American police detective

Carroll Franklin Cooley (August 25, 1935 – May 29, 2023) was an American police detective. He was known for arresting laborer Ernesto Miranda. The arrest led to failing to warn a person of their constitutional rights before interrogating them, becoming a landmark U.S. Supreme Court case named Miranda v. Arizona.

== Life and career ==
Cooley was born in Bald Knob, Arkansas, the son of John Cooley, a car mechanic, and Donna Mae, a homemaker. At an early age, he and his family moved to Phoenix Arizona. He served in the United States Air Force for four years, which after his discharge, in 1958, he joined the Phoenix Police Department.
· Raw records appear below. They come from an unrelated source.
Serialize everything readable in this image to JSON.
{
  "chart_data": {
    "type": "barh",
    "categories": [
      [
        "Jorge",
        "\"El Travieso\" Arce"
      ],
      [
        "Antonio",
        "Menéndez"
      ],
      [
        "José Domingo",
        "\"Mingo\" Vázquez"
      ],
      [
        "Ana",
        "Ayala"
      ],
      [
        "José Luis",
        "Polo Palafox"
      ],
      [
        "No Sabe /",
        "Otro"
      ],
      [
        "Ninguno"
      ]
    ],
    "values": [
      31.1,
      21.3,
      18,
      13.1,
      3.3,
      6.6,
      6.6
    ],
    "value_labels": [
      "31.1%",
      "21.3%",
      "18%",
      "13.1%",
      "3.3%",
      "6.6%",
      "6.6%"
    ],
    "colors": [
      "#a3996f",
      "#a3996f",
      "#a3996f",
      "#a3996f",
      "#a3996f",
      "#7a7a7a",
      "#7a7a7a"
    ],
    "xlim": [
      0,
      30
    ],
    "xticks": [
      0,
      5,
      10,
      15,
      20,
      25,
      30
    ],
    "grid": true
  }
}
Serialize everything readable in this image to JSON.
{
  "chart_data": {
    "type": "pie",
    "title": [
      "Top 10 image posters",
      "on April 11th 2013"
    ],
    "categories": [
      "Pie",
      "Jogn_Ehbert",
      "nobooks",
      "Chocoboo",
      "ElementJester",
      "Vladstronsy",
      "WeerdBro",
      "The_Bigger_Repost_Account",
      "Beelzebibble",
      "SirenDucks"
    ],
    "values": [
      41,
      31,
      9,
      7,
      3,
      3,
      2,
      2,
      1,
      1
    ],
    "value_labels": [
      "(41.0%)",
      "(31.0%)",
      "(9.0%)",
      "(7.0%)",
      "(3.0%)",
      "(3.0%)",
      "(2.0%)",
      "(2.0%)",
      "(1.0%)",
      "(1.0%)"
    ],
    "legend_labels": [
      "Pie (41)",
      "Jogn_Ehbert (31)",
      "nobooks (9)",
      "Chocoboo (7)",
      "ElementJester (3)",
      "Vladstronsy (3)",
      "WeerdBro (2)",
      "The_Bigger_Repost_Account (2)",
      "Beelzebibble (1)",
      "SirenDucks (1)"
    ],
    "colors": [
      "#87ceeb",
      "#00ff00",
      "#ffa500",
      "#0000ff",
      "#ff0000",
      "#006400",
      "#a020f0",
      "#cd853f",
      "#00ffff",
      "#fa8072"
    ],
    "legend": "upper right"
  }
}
Over the years working in the police department, he was promoted to the rank of detective.

On March 13, 1963, Cooley and fellow police officer Wilfred Young arrested laborer Ernesto Miranda. The arrest led to failing to warn a person of their constitutional rights before interrogating them, becoming a landmark U.S. Supreme Court case named Miranda v. Arizona, which ruled that criminal suspects must be informed of their right against self-incrimination and their right to consult with an attorney before being questioned by police.

In 1977, Cooley earned his bachelor's degree from Saint Mary's College of California. The next year, he retired his position as detective from the police department. After retiring, he worked as an adjunct professor at the University of Illinois Urbana-Champaign. He returned to Phoenix, Arizona in 1985.

== Death ==
Cooley died on May 29, 2023, at his home in Phoenix Arizona, at the age of 87.